Ah! How sweet coffee tastes
More delicious than a thousand kisses
Milder than muscatel wine.
Coffee, I have to have coffee,
And, if someone wants to pamper me,
Ah, then bring me coffee as a gift!

8. IF BACH CHALLENGED YOU TO A KEYBOARD DUEL, YOU WERE GUARANTEED TO BE EMBARRASSED.

In 1717, Louis Marchand, a harpsichordist from France, was invited to play for Augustus, Elector of Saxony, and performed so well that he was offered a position playing for the court. This annoyed the court’s concertmaster, who found Marchand arrogant and insufferable. To scare the French harpsichordist away, the concertmaster hatched a plan with his friend, J.S. Bach: a keyboard duel. Bach and Marchand would improvise over a number of different styles, and the winner would take home 500 talers. But when Marchand learned just how talented Bach was, he hightailed it out of town.

9. SOME OF HIS MUSIC MAY HAVE BEEN COMPOSED TO HELP INSOMNIA.

Some people are ashamed to admit that classical music, especially the Baroque style, makes them sleepy. Be ashamed no more! According to Bach’s earliest biographer, the Goldberg Variations were composed to help Count Hermann Karl von Keyserling overcome insomnia. (This story, to be fair, is disputed.) Whatever the truth, it hasn’t stopped the Andersson Dance troupe from presenting a fantastic Goldberg-based tour of performances called “Ternary Patterns for Insomnia.” Sleep researchers have also suggested studying the tunes’ effects on sleeplessness [PDF].

10. HE WAS BLINDED BY BOTCHED EYE SURGERY.

When Bach was 65, he had eye surgery. The “couching” procedure, which was performed by a traveling surgeon named John Taylor, involved shoving the cataract deep into the eye with a blunt instrument. Post-op, Taylor gave the composer eye drops that contained pigeon blood, mercury, and pulverized sugar. It didn’t work. Bach went blind and died shortly after. Meanwhile, Taylor moved on to botch more musical surgeries. He would perform the same procedure on the composer George Frideric Handel, who also went blind.

11. NOBODY IS 100 PERCENT CONFIDENT THAT BACH IS BURIED IN HIS GRAVE.
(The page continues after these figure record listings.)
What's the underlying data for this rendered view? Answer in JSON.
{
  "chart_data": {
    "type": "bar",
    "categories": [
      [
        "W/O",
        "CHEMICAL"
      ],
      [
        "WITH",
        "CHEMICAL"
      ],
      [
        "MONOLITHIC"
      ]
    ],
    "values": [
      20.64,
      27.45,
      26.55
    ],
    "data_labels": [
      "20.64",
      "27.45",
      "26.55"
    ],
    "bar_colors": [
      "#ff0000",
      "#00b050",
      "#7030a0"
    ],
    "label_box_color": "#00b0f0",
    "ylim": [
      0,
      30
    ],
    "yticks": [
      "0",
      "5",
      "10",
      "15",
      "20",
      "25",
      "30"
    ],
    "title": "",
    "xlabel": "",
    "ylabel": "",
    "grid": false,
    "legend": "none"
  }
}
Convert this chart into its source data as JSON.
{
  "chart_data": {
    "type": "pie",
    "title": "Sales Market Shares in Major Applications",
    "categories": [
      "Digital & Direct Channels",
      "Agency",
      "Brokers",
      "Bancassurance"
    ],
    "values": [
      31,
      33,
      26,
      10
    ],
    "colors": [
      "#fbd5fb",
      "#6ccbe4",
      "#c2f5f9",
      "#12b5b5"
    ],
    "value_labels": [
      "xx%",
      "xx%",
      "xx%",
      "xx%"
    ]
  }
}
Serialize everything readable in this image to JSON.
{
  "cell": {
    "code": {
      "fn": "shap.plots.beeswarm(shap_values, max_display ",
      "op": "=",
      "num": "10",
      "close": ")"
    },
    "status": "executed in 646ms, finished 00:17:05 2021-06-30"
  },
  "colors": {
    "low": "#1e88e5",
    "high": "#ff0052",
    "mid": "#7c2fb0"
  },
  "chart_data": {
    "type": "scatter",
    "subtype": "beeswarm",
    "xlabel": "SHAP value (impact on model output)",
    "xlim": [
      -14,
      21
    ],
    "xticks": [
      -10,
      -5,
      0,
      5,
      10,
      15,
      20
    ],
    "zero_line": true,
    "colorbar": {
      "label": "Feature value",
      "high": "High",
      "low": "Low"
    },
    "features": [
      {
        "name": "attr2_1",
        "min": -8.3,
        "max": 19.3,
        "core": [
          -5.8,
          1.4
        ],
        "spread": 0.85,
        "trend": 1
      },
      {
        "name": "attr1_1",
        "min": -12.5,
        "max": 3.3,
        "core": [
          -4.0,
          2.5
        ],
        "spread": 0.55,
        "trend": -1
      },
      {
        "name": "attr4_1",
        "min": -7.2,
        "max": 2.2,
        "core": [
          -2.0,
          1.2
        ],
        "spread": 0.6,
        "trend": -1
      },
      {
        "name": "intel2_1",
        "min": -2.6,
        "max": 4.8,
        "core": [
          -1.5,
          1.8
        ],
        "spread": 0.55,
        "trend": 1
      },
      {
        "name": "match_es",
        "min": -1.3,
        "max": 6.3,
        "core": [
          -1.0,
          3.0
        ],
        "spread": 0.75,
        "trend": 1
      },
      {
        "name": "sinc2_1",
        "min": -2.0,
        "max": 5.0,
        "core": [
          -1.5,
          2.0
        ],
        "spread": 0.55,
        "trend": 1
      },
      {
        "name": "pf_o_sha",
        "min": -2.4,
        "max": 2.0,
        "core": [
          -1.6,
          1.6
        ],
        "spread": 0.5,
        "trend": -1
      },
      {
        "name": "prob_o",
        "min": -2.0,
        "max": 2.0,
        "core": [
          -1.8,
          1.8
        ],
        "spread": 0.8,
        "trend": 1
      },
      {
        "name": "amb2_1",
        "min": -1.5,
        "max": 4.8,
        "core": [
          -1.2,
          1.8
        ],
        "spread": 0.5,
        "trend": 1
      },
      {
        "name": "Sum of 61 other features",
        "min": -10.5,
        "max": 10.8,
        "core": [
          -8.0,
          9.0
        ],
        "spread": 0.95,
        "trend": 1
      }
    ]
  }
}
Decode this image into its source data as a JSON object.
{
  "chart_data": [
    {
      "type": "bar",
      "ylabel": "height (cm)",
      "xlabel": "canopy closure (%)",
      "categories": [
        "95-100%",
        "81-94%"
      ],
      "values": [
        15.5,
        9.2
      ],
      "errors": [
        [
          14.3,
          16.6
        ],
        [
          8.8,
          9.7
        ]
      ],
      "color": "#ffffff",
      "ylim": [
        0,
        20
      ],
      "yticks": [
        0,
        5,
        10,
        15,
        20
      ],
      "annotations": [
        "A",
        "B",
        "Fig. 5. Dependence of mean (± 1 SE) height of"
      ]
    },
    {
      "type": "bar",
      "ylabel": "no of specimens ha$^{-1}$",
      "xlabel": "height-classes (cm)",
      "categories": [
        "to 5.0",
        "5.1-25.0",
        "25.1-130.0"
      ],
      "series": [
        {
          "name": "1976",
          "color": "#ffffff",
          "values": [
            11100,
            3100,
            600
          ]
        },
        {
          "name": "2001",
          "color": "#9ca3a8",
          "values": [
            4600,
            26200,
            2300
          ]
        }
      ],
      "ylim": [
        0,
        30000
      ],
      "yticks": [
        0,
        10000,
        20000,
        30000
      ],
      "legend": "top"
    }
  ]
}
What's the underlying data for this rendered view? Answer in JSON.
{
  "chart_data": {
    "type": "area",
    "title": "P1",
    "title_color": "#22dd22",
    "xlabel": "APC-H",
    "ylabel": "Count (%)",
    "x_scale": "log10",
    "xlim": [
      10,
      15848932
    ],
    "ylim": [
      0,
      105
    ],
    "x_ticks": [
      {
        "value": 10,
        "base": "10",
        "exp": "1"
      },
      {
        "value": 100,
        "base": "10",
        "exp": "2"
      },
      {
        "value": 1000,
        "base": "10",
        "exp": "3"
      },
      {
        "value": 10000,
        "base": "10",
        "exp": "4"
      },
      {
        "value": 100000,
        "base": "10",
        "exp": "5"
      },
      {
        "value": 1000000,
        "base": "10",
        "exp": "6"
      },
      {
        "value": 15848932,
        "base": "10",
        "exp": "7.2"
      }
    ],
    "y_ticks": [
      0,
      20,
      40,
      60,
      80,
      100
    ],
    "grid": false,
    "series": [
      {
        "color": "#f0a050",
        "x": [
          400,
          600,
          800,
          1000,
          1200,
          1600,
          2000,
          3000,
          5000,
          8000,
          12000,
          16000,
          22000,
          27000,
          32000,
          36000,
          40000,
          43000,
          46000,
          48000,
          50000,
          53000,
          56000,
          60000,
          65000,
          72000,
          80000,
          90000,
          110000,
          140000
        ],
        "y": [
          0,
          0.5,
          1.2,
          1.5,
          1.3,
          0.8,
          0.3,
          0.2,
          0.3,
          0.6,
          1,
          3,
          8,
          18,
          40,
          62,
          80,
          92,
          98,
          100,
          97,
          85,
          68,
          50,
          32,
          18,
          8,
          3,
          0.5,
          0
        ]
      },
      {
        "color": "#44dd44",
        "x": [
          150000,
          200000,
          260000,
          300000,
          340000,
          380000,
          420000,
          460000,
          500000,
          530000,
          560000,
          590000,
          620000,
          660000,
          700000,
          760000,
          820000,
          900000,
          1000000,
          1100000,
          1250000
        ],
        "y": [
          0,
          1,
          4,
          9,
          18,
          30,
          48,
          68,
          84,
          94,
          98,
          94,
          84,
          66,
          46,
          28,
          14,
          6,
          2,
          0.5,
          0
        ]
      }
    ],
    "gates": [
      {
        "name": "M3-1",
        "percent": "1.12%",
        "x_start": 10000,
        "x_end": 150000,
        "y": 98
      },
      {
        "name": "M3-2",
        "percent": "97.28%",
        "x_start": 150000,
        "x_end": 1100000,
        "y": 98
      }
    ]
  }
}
In 1894, the pastor of St. John’s Church in Leipzig wanted to move the composer’s body out of the church graveyard to a more dignified setting. There was one small problem: Bach had been buried in an unmarked grave, as was common for regular folks at the time. According to craniologist Wilhelm His, a dig crew tried its best to find the composer but instead found “heaps of bones, some in many layers lying on top of each other, some mixed in with the remains of coffins, others already smashed by the hacking of the diggers.” The team later claimed to find Bach’s box, but there’s doubt they found the right (de)composer. Today, Bach supposedly resides in Leipzig’s St. Thomas Church.